Ashura and Muharram of Sunni and Shia
Updated: Aug 19, 2021
At the beginning of each Islamic lunar calendar, the first ten days commemorate the most horrific and tragic event in various parts of the Muslim world. In places like Iran and Iraq, Muslims stage passion plays. In India and Pakistan, the community organizes huge processions full of tazias (replicas of the tomb of Hussain). Shia Muslims relive the story of the first ten days of Muharram that took place in the first century of Islam when the grandson of Prophet Muhammad, Imam Hussein, challenged the authority of Yezid. The Umayyad ruler established the principle that sometimes life's goals become more important than life itself.
Imam Hussein stood for the Quranic principle of justice and fairness. Imam Hussein spoke on behalf of those marginalized by a class of rulers, laying the foundation of dynastic rules in Islam. Imam Hussein refused to surrender to the forces of oppression, knowing fully well that he could perish in the process.
It is a month of severe reflections for the Muslim world. While Shia Muslims observe the first ten days as public mourning, the Sunni Muslims evade any overt display of happiness such as weddings, etc., and focus on the fasting of the 10th day of Muharram in memory of the Prophet Moses exodus from Egypt. By and large, most of the Sunni Muslim community avoids any explicit connection of that day to the martyrdom of Imam Hussain. In fact, in many parts of the world, the month is a point of conflict between Shia and Sunni. Thus, Imam Hussein and his legacy are seen as a sectarian event.
Imam Hussein is the grandson of the Prophet, who lived his life the way he watched his grandfather live it. He embodied the qualities of the Prophet in his character, and he remained deeply committed to the Quranic values of justice and equality. His struggle was for fairness and Islamic values for ordinary men and women. The Umayyad usurped the power and denied the people the right to elect their Caliph. They introduced a dynastic rule with little regard for human life and human dignity, freedom, and justice. Imam Hussein mobilized first, his family than his supporters, to challenge the authority of Yezid, the Umayyad ruler at that time. Muslims betrayed him and withdrew support at the last minute. But his family stood by him in Karbala, the modern-day province of Iraq, and faced the brutal might of a well-organized, well-equipped, and well-trained army.
The outcome was evident from the beginning. Imam Hussein was aware of the imbalance in power. He had the choice to make a tactical withdrawal. He had the option of accepting the rule of Umayyad and give legitimacy to their claim. Not only that, but he had the choice to accept the practices of the court in Damascus.
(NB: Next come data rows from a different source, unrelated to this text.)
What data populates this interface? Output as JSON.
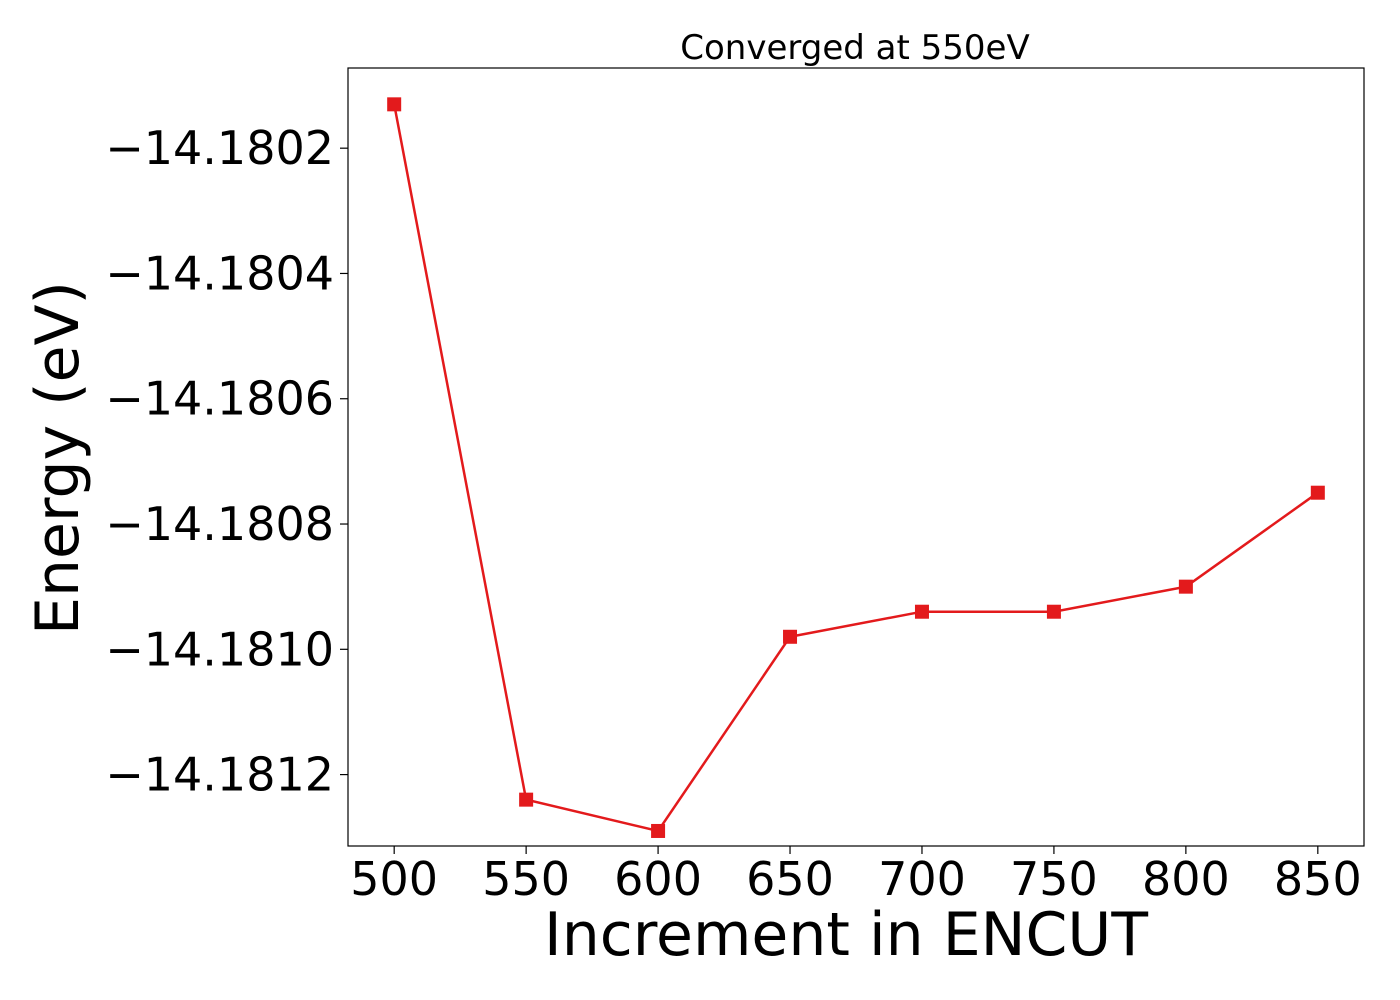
{
  "chart_data": {
    "type": "line",
    "title": "Converged at 550eV",
    "xlabel": "Increment in ENCUT",
    "ylabel": "Energy (eV)",
    "x": [
      500,
      550,
      600,
      650,
      700,
      750,
      800,
      850
    ],
    "series": [
      {
        "values": [
          -14.18013,
          -14.18124,
          -14.18129,
          -14.18098,
          -14.18094,
          -14.18094,
          -14.1809,
          -14.18075
        ],
        "color": "#e31a1c",
        "marker": "square"
      }
    ],
    "xticks": [
      500,
      550,
      600,
      650,
      700,
      750,
      800,
      850
    ],
    "xtick_labels": [
      "500",
      "550",
      "600",
      "650",
      "700",
      "750",
      "800",
      "850"
    ],
    "yticks": [
      -14.1812,
      -14.181,
      -14.1808,
      -14.1806,
      -14.1804,
      -14.1802
    ],
    "ytick_labels": [
      "−14.1812",
      "−14.1810",
      "−14.1808",
      "−14.1806",
      "−14.1804",
      "−14.1802"
    ],
    "xlim": [
      482.5,
      867.5
    ],
    "ylim": [
      -14.181314,
      -14.180072
    ],
    "grid": false,
    "legend": "none"
  }
}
Yet, he chose to stand his ground, knowing fully well that he and his followers may not survive at the end of the conflict. He did not run away. He knew why he was there and why he had challenged the authority. Furthermore, he fought bravely and left the world with violent wounds as a testimony of his belief that sometimes in the life of nations come moments when liberty and justice become more important than life itself.
It was a sacrifice given in support of human rights and human dignity. It is this sacrifice that has held a profound impact on the history of ideas in the world, as rooted in the famous line of one of America's great founding fathers, Patrick Henry: "Give me liberty, or give me death." This sacrifice has inspired millions throughout history to challenge injustice and inhumanity on the part of political powers. Imam Hussein is a living legacy of Muslims. So it should, and it must not be split into Sunni or Shia conflict. Imam Hussein followed the path of the prophets. If the prophets were alive, they would not have done anything differently.
Shia and Sunni both need to work together to uphold the legacy and sacrifice that the Grandson of Prophet Muhammad, Imam Hussain, gave. Shias need to look at this observance beyond the passion plays, and Sunnis should recognize this historical tragedy beyond a sectarian and political divide. All Muslims need to remember Imam Hussein for his commitment to justice as taught by the Quran "... Enjoin what is just; forbid what is wrong; bear anything that happens to you steadfastly: these are things to be aspired to." (31:17).